Disney refused to specify how many workers are losing their jobs. The cutback came after the fourth round of a layoff that was less than a year later — Disney’s CEO Bob Iger admitted to Wall Street that Disney had pumped too many shows and movies to compete with Netflix.
As the company prepares to launch Disney+ in late 2019, programming accumulation has accelerated and staff leaned over to handle a more robust pipeline.
However, the company has since recognized the need to focus on creating high-quality originals that meet once-high standards, and has since reduced.
Disney is facing major budgetary pressure after direct investors’ services Disney+, Hulu and ESPN+ pledged to achieve profitability last year. The company lost billions of dollars over the years on its strategic shift to streaming, but reached its goal of making money from streaming last fall.
Still, streaming subscribers are whimsical and create a challenging new reality for companies that can long-term rely on cable TV subscriptions as one of the most reliable economic pillars. The cord cut was hit hard.
The entertainment giant, one of Southern California’s largest private sector employers, has eliminated more than 7,000 jobs since 2023.

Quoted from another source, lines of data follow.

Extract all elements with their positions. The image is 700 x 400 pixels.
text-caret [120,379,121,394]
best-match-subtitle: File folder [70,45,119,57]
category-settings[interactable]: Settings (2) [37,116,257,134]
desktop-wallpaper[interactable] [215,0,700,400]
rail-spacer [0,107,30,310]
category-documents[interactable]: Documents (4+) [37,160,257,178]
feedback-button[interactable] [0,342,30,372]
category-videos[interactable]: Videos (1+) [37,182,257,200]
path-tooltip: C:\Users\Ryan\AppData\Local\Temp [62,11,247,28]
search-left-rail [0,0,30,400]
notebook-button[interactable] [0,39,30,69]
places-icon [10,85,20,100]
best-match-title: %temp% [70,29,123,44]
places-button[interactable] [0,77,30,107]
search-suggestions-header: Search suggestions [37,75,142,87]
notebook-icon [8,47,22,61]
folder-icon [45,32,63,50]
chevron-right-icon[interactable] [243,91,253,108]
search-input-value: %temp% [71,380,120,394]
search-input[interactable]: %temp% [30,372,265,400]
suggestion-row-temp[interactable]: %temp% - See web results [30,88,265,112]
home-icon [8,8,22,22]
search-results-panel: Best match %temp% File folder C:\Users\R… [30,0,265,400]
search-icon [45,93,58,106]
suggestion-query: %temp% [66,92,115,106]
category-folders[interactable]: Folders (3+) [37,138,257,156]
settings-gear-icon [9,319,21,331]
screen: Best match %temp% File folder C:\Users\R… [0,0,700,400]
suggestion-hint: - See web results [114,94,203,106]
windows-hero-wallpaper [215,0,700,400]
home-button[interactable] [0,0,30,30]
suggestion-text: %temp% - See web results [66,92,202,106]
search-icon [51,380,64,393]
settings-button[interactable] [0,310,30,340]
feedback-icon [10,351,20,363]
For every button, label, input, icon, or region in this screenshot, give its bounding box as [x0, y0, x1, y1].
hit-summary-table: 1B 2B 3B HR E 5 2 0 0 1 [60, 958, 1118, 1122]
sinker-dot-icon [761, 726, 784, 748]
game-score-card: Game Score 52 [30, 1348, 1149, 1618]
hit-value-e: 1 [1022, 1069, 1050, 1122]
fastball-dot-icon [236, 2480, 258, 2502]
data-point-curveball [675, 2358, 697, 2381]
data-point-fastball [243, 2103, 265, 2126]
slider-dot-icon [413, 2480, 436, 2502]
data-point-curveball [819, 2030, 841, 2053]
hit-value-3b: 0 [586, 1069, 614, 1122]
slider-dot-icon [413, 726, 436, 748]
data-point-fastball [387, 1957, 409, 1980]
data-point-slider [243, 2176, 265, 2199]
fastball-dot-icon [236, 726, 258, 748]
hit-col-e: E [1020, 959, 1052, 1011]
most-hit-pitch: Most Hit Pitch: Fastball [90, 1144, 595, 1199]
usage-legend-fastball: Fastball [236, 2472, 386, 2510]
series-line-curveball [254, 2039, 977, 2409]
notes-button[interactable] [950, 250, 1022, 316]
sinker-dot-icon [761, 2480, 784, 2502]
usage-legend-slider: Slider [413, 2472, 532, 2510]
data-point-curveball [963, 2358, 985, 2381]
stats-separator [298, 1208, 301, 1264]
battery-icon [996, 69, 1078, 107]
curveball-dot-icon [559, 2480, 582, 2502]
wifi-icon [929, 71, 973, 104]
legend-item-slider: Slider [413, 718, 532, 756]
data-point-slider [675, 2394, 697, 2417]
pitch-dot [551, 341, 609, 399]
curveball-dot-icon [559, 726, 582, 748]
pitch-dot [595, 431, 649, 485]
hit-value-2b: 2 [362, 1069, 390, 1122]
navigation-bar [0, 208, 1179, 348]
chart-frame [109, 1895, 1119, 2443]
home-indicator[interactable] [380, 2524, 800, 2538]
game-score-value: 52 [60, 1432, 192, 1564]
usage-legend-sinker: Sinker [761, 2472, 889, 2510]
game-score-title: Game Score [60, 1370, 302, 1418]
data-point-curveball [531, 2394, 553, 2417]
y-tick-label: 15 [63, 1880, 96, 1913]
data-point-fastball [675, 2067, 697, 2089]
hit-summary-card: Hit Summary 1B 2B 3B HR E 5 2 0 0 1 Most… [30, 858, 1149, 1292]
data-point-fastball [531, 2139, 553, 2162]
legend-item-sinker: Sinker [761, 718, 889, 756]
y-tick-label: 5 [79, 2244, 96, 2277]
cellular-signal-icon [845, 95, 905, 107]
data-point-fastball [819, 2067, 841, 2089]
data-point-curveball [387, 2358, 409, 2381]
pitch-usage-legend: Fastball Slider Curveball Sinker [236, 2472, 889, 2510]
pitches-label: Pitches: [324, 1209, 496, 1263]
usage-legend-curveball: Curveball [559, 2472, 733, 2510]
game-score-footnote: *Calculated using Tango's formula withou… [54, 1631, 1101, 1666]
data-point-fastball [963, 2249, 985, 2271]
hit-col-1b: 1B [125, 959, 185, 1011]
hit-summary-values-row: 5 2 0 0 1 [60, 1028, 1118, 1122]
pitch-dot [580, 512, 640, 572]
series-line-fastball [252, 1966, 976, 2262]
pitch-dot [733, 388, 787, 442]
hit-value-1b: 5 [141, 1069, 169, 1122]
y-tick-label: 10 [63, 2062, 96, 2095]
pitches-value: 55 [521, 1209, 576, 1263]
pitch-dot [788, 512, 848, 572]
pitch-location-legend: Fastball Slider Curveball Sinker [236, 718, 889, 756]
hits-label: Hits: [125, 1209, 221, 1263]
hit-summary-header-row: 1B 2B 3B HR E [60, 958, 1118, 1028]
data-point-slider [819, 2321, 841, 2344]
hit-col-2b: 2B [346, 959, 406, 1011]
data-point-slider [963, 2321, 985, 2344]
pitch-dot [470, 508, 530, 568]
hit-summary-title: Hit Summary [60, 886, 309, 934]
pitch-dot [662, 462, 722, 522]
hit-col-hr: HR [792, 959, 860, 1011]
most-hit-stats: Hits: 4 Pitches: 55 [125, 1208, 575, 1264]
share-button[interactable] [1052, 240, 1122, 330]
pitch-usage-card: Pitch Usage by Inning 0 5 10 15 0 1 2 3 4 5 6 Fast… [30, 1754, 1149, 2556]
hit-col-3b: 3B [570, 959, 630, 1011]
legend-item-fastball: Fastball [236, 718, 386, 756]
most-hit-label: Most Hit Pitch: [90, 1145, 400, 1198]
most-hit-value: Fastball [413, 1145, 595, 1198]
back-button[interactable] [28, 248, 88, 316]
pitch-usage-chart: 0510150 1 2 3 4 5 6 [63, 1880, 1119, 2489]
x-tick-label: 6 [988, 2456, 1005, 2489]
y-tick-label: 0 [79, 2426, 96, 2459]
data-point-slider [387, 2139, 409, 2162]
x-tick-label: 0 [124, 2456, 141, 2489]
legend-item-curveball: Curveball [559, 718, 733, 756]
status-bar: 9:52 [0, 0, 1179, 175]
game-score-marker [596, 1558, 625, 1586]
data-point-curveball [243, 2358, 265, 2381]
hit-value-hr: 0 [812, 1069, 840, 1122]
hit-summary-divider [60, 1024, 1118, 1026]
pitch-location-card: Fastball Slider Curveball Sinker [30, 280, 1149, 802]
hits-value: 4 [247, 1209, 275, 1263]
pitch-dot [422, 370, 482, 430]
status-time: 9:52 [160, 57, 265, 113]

Traditional TV and film units felt that they would bear the brunt of downsizing during the last year. In July, the company cut around 140 workers, mainly through Disney entertainment units. The company’s television station also lost staff, and ABC News broadcasted about 40 employees last October.
ABC News largely escaped this week’s cuts, according to knowledgeable people not allowed to discuss internal movements.
ABC News boasts healthy audiences for its newscast, but on ABC TV networks and Disney-owned entertainment channels, there is dramatic viewer exile asylum when consumers switch to streaming services like Netflix, Paramount+ and Disney+.
ABC’s prime time schedule has lost quite a bit of steam. During the broadcast television season of Jaiend, ABC has collected only three shows in Nielsen’s top 20 rankings. According to Nielsen, “Monday Night Football on ABC” averaged over 10 million viewers on average, while “Saturday Night Football” ranked 18th with a 7.4 million viewers and a freshman drama “High Potential” averaged 7.1 million viewers.
Three weeks after Disney presented its fall lineup to advertisers, Monday’s elimination is leaning heavily towards sports stars like Payton and Elli Manning, rather than entertainment programming actors.
ESPN has escaped x as sports units prepare for high stakes launch in the fall of its standalone ESPN streaming service, said the knowledgeable.
According to box office revenue, the move celebrates the $610 million worldwide winning results of the blockbuster box office “Lilo & Stitch” amid a strong run at Disney’s Film Studio.
A month ago, Disney issued strong fiscal second quarter revenues. The company reported revenue of $23.6 billion for the three months ended March 29, up 7% compared to the same period last year. Pre-tax profit totaled $3.1 billion, an increase of $2.4 billion from last year.
The deadline for the Hollywood trade site first reported the latest Disney cut news.
This landscape has become increasingly challenging for traditional businesses. Even tech companies like Disney, Warner Bros Discovery, Paramount Global, and even Amazon and Apple have fired workers.
In late May, Los Angeles’ NBCuniversal cut 54 jobs in Los Angeles. Six Flags Entertainment Corp. fired 140 workers.